As far as he’s concerned, the struggle of unemployment for a growing number of Bermudians is real. “I invite a MPs to visit Magistrates’ Court every Wednesday and Friday morning at 9:30am to be enlightened by the choices that people have to make daily.

“The reality is there are countless Bermudians in court for unpaid bills who literally ask themselves ‘do I buy my medication, feed my children, or pay my bills?’ If I had ten cents for every time a client tells me they can’t pay their bills I wouldn’t have the financial troubles I have. This is a real phenomenon but not one that cannot be fixed,” he said.

“Bermuda has the potential to be the envy of the world if we were an inclusive and not an exclusive society. Our people are running to England in droves.

“I heard Sir John Swan and others say we want Bermuda to be like Monaco. Well in Monaco there’s the rich and the poor – the wealthy and their servants. The middle class had to go north because they couldn’t afford to live in their own country anymore.

“In Bermuda, our north is the UK. And some of our people flocking to the UK are technically breaking the law because you have to be self sufficient to live there. But we get through that loophole because we’re a British Overseas Dependent Territory.

“Some are taking advantage of opportunities to be educated and elevating themselves and their children. Some are getting caught up in the only lifestyle that they know. And some are having babies and living off the system with these new ‘anchor babies’. When I say ‘anchor babies’ I mean those children who are born in the UK whose parents obtain the right to live there. And that’s happening here in Bermuda as well.

“Some of these people do this in desperation. Very few leave their country – the place of their birth, unless they feel forced to do so. And that’s what happening. In fact, I was contacted by someone from the Birmingham City Council to warn me that if my client returns to the UK, that they would take her three children away from her. This client returned to Bermuda for a case and returned to England. I don’t know whether or not her children were in fact taken from her.

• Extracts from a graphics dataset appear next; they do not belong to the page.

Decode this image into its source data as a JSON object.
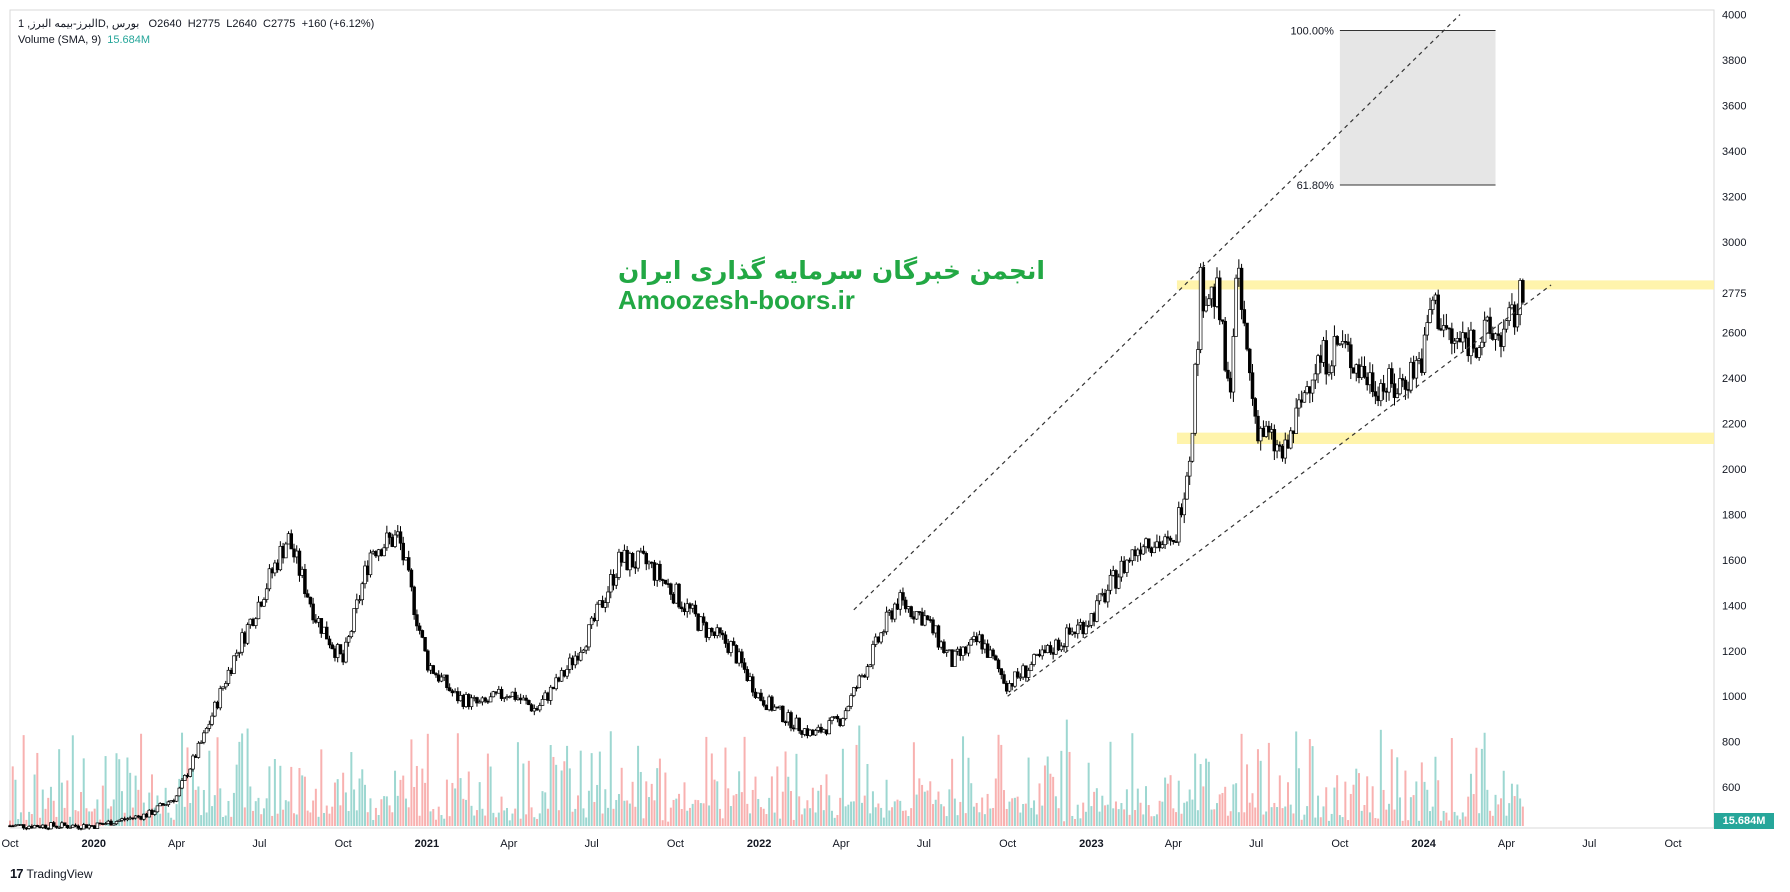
{
  "legend": {
    "symbol": "البرز-بیمه البرز, 1D, بورس",
    "open_label": "O",
    "open": "2640",
    "high_label": "H",
    "high": "2775",
    "low_label": "L",
    "low": "2640",
    "close_label": "C",
    "close": "2775",
    "change": "+160 (+6.12%)",
    "volume_label": "Volume (SMA, 9)",
    "volume_value": "15.684M"
  },
  "watermark": {
    "persian": "انجمن خبرگان سرمایه گذاری ایران",
    "english": "Amoozesh-boors.ir"
  },
  "footer": {
    "brand_icon": "17",
    "brand": "TradingView"
  },
  "chart_data": {
    "type": "candlestick",
    "price_axis": {
      "ticks": [
        600,
        800,
        1000,
        1200,
        1400,
        1600,
        1800,
        2000,
        2200,
        2400,
        2600,
        3000,
        3200,
        3400,
        3600,
        3800,
        4000
      ],
      "current_price_label": "2775",
      "range": [
        420,
        4020
      ]
    },
    "time_axis": {
      "ticks": [
        "Oct",
        "2020",
        "Apr",
        "Jul",
        "Oct",
        "2021",
        "Apr",
        "Jul",
        "Oct",
        "2022",
        "Apr",
        "Jul",
        "Oct",
        "2023",
        "Apr",
        "Jul",
        "Oct",
        "2024",
        "Apr",
        "Jul",
        "Oct"
      ],
      "range": [
        "2019-10-01",
        "2024-11-15"
      ]
    },
    "price_path": [
      [
        "2019-10-01",
        430
      ],
      [
        "2020-01-01",
        430
      ],
      [
        "2020-03-01",
        480
      ],
      [
        "2020-04-01",
        560
      ],
      [
        "2020-05-01",
        820
      ],
      [
        "2020-06-01",
        1150
      ],
      [
        "2020-07-01",
        1420
      ],
      [
        "2020-08-01",
        1700
      ],
      [
        "2020-09-01",
        1350
      ],
      [
        "2020-10-01",
        1150
      ],
      [
        "2020-11-01",
        1650
      ],
      [
        "2020-12-01",
        1700
      ],
      [
        "2021-01-01",
        1150
      ],
      [
        "2021-02-01",
        1000
      ],
      [
        "2021-03-01",
        960
      ],
      [
        "2021-04-01",
        1020
      ],
      [
        "2021-05-01",
        940
      ],
      [
        "2021-06-01",
        1100
      ],
      [
        "2021-07-01",
        1300
      ],
      [
        "2021-08-01",
        1600
      ],
      [
        "2021-09-01",
        1580
      ],
      [
        "2021-10-01",
        1450
      ],
      [
        "2021-11-01",
        1300
      ],
      [
        "2021-12-01",
        1220
      ],
      [
        "2022-01-01",
        1000
      ],
      [
        "2022-02-01",
        900
      ],
      [
        "2022-03-01",
        830
      ],
      [
        "2022-04-01",
        900
      ],
      [
        "2022-05-01",
        1150
      ],
      [
        "2022-06-01",
        1420
      ],
      [
        "2022-07-01",
        1350
      ],
      [
        "2022-08-01",
        1150
      ],
      [
        "2022-09-01",
        1250
      ],
      [
        "2022-10-01",
        1050
      ],
      [
        "2022-11-01",
        1150
      ],
      [
        "2022-12-01",
        1250
      ],
      [
        "2023-01-01",
        1350
      ],
      [
        "2023-02-01",
        1550
      ],
      [
        "2023-03-01",
        1700
      ],
      [
        "2023-04-01",
        1650
      ],
      [
        "2023-04-20",
        2100
      ],
      [
        "2023-05-01",
        2800
      ],
      [
        "2023-05-20",
        2750
      ],
      [
        "2023-06-01",
        2300
      ],
      [
        "2023-06-10",
        2850
      ],
      [
        "2023-07-01",
        2200
      ],
      [
        "2023-08-01",
        2050
      ],
      [
        "2023-09-01",
        2450
      ],
      [
        "2023-10-01",
        2550
      ],
      [
        "2023-11-01",
        2400
      ],
      [
        "2023-12-01",
        2350
      ],
      [
        "2024-01-01",
        2500
      ],
      [
        "2024-01-10",
        2750
      ],
      [
        "2024-02-01",
        2550
      ],
      [
        "2024-03-01",
        2580
      ],
      [
        "2024-04-01",
        2600
      ],
      [
        "2024-04-20",
        2775
      ]
    ],
    "zones": [
      {
        "name": "resistance",
        "from": 2790,
        "to": 2830,
        "color": "#fff3a3"
      },
      {
        "name": "support",
        "from": 2110,
        "to": 2160,
        "color": "#fff3a3"
      }
    ],
    "fib_box": {
      "start": "2023-10-01",
      "end": "2024-03-20",
      "levels": [
        {
          "label": "100.00%",
          "price": 3930
        },
        {
          "label": "61.80%",
          "price": 3250
        }
      ],
      "color": "#e6e6e6"
    },
    "trendlines": [
      {
        "name": "upper-channel",
        "from": [
          "2022-04-15",
          1380
        ],
        "to": [
          "2024-02-10",
          4000
        ]
      },
      {
        "name": "lower-channel",
        "from": [
          "2022-10-01",
          1000
        ],
        "to": [
          "2024-05-20",
          2810
        ]
      }
    ],
    "colors": {
      "up": "#26a69a",
      "down": "#ef5350",
      "candle": "#000000"
    }
  }
}
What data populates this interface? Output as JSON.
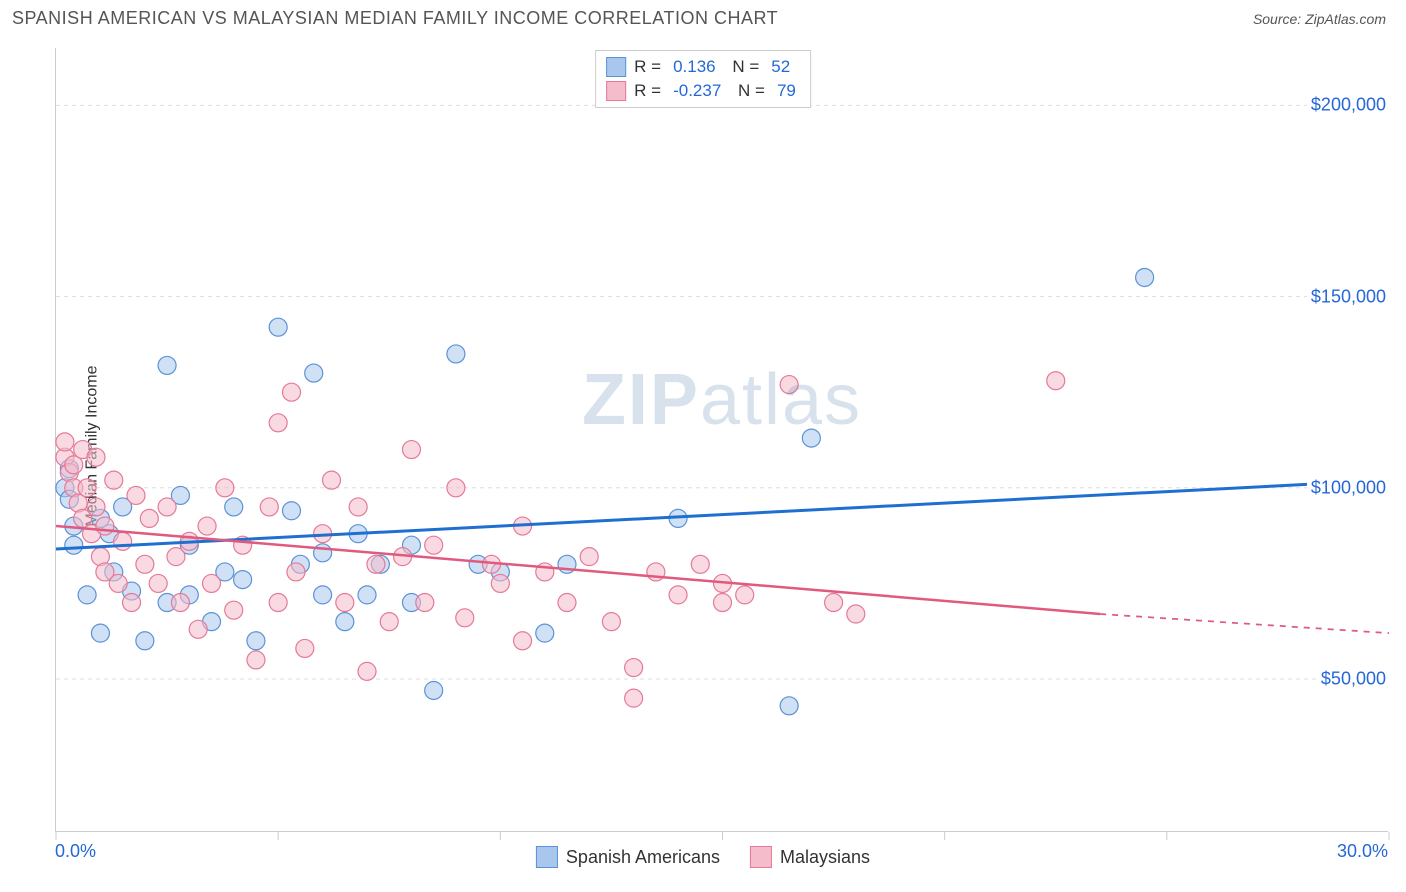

“It’s also interesting to note that this loophole that allows Bermudians to emigrate to the UK may change as a result of Brexit, which will determine who now will be allowed to come to the UK. The next phase is who can stay. I anticipate there we’re heading for big problems. I also note the recent Bermuda Passport changes and ask could that be so they can better keep track of it?

“Bermuda has an emigration problem. It’s not about the people coming into the UK to positively avail themselves of better opportunities. The problem is that in Bermuda many opportunities are not available to us, and we find ourselves having to leave our own country just to survive. And I believe this can only be by design because they want their new Monaco right here in Bermuda.”

But he said it’s the social climate leading up to the next election that will feature prominently on the minds of Bermudians when they go to the polls.

“You see the pressure and the stress of living in this country daily. And you see the venomous racist comments on the blogs,” said Mr Woolridge. “I’ve even heard a fairly successful Black Bermudian male in International Company Business openly say ‘If you’re not seated at the table you’re on the menu’.”

He concluded: “We are in a very dangerous position because if you take my ability to feed my children away from me, watch what kind of animal I become. If you take a real look at the road rage on our roads, crime, and our self medication through the use of alcohol and drugs this place is socially sick because of the problems of living here. We are a broken people.

“When you remove hope from a people you have anarchy. And we’re in a prime position for that.”